From Mail & Guardian · () English

Summarized and contextualized by DistantNews.

At a glance

Analysis Sources not specified Context piece
  • The global average temperature has surpassed 1.5°C warming, making net-zero emissions insufficient to stabilize the climate.
  • Active carbon dioxide removal (CDR) is now essential, with a growing focus on marine-based solutions (mCDR) beyond land-based methods.
  • The ocean's capacity to absorb CO2 and heat makes it a critical frontier for climate restoration efforts.

The world has crossed a critical climate threshold, with global average temperatures now a sustained reality above 1.5°C of warming. This reality shifts the focus from avoiding temperature overshoot to minimizing it and charting a course for climate restoration. The physics of climate change dictates that every fraction of human-linked CO2 emissions exacerbates risks, including more extreme weather, ice loss, and ocean acidification.

Reaching net-zero emissions, while crucial, is no longer sufficient on its own. To stabilize the climate system, deep cuts in CO2 emissions must be coupled with scaled-up carbon dioxide removal (CDR). While biological and land-based CDR approaches like reforestation and soil sequestration play a role, their limitations are becoming apparent. Finite land resources and the risk of impermanence, such as forest fires or carbon release from soils due to warming, present significant challenges.

The Intergovernmental Panel on Climate Change suggests that land-based CDR alone cannot achieve the gigatonne-scale removal needed. Therefore, attention is turning to the ocean, which plays a vital role in regulating the global climate. The ocean stores 98% of the planet's CO2, absorbs at least a quarter of annual human-made emissions, and captures over 90% of excess heat.

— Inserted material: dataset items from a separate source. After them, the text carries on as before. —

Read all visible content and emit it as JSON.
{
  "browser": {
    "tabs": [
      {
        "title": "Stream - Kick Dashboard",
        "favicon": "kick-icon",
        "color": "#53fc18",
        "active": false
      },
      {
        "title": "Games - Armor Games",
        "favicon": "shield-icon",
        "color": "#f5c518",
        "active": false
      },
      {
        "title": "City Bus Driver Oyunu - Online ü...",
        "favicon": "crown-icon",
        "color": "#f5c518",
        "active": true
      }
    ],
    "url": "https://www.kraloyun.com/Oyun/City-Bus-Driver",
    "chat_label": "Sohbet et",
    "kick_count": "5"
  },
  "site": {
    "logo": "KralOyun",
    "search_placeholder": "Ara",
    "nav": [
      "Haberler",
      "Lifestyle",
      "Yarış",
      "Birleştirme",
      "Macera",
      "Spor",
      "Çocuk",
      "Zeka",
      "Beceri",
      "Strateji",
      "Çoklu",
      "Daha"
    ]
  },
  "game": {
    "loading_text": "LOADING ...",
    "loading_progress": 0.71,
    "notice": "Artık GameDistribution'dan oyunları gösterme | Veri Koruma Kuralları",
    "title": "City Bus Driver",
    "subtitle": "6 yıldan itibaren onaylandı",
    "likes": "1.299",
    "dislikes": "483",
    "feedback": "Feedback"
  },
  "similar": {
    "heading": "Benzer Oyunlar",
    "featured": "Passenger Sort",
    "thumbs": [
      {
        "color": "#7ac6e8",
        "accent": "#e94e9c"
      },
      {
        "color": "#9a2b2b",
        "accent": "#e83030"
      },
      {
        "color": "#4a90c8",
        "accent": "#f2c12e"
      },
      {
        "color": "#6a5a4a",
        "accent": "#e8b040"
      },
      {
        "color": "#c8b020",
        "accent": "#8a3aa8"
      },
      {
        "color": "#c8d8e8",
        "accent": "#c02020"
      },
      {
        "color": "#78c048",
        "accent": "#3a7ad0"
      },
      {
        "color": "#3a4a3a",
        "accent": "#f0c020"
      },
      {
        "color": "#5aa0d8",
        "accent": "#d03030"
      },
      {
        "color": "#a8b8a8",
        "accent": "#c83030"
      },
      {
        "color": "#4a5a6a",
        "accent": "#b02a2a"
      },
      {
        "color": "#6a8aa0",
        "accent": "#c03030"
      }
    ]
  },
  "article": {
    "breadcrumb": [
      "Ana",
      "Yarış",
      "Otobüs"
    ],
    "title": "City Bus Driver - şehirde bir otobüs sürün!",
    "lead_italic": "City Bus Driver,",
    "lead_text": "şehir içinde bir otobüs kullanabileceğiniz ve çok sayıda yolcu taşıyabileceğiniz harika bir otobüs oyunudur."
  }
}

Marine carbon dioxide removal (mCDR) represents a new frontier in climate science, policy, and governance. It involves deliberate interventions to enhance the ocean's capacity to remove CO2 from the atmosphere. As World Oceans Day is celebrated on June 8, recognizing the ocean's extraordinary climate work is paramount. The development and implementation of mCDR strategies are becoming an urgent imperative to address the escalating climate crisis.